Mzia on Russia’s Invasion of Georgia and Theft of South Ossetia and Abkhazia

This is a long overdue posting in recognition of Mzia’s efforts in support of Georgia, whose sovereignty is under assault by the evil spawn of the Soviet Union, Vladimir Putin, and the ideological fruit of his withered mental loins, Medvedevvedevdevev.  
 
 
I am eternally indebted to Laughing Wolf from Blackfive.net for requesting this piece as well as for his patience in waiting for its completion.  I am also indebted to Veronica of Lonely Roads and Psycho Paths for her assistence in making this happen.  I would also like to thank her, once again, for her inspirational writing. Veronica keeps finding new ways to capture seminal slices of life and present them to us in a vacuum, in relief, if you will.  In so doing, she puts our own lives in perspective and helps us to consider the bigger picture when we find ourselves in moments of similar import.
 
Part One:  Growing up in Georgia under Russia’s Bootheel:
 

My friend asked me to help find old bed sheets for her child’s birth.
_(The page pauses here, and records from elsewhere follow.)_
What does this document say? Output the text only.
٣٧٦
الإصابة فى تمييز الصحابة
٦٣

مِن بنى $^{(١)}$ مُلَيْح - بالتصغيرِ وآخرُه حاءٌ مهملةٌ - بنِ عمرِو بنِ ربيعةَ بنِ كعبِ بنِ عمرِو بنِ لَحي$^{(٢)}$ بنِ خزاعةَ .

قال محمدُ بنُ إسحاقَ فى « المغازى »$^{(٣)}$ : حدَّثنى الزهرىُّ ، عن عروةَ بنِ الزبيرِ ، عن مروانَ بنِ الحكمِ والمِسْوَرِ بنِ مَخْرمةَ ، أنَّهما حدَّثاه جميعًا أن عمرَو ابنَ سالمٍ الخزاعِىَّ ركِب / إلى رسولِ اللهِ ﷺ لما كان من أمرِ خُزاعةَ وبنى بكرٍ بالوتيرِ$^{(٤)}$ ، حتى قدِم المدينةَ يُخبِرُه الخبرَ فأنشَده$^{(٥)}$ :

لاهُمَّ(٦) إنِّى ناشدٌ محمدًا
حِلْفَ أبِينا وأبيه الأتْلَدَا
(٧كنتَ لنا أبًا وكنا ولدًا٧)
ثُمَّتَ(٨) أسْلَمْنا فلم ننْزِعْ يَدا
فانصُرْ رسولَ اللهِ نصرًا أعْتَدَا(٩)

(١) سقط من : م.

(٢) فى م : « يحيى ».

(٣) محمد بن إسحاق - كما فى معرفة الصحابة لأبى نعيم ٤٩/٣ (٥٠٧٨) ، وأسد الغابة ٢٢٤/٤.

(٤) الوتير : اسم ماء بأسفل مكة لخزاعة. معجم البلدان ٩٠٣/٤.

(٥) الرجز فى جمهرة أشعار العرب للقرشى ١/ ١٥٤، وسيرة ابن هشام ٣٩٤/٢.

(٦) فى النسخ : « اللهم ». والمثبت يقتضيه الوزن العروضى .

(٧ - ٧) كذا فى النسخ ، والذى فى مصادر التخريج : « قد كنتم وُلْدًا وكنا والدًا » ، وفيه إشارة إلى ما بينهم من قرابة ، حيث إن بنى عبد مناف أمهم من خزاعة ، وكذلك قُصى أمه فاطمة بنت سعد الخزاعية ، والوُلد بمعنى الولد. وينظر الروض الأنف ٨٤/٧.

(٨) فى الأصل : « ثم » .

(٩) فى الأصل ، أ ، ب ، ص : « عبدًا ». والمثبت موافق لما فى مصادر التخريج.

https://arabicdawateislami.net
She was in labor. We gathered water and candles. We went to the dark hospital to help her deliver her baby.

 

The Russians had cut off all natural gas and electricity to Georgia. A very cold winter was starting.  Many people died and old people were especially helpless.

 

Because we had no hope in Georgia, my brothers left the country to try to provide for their families. I went into the forest to find wood to burn. My mother and I made the fire on the third floor under the stairs inside an eight story building. The people of the building gathered with us for warmth and food.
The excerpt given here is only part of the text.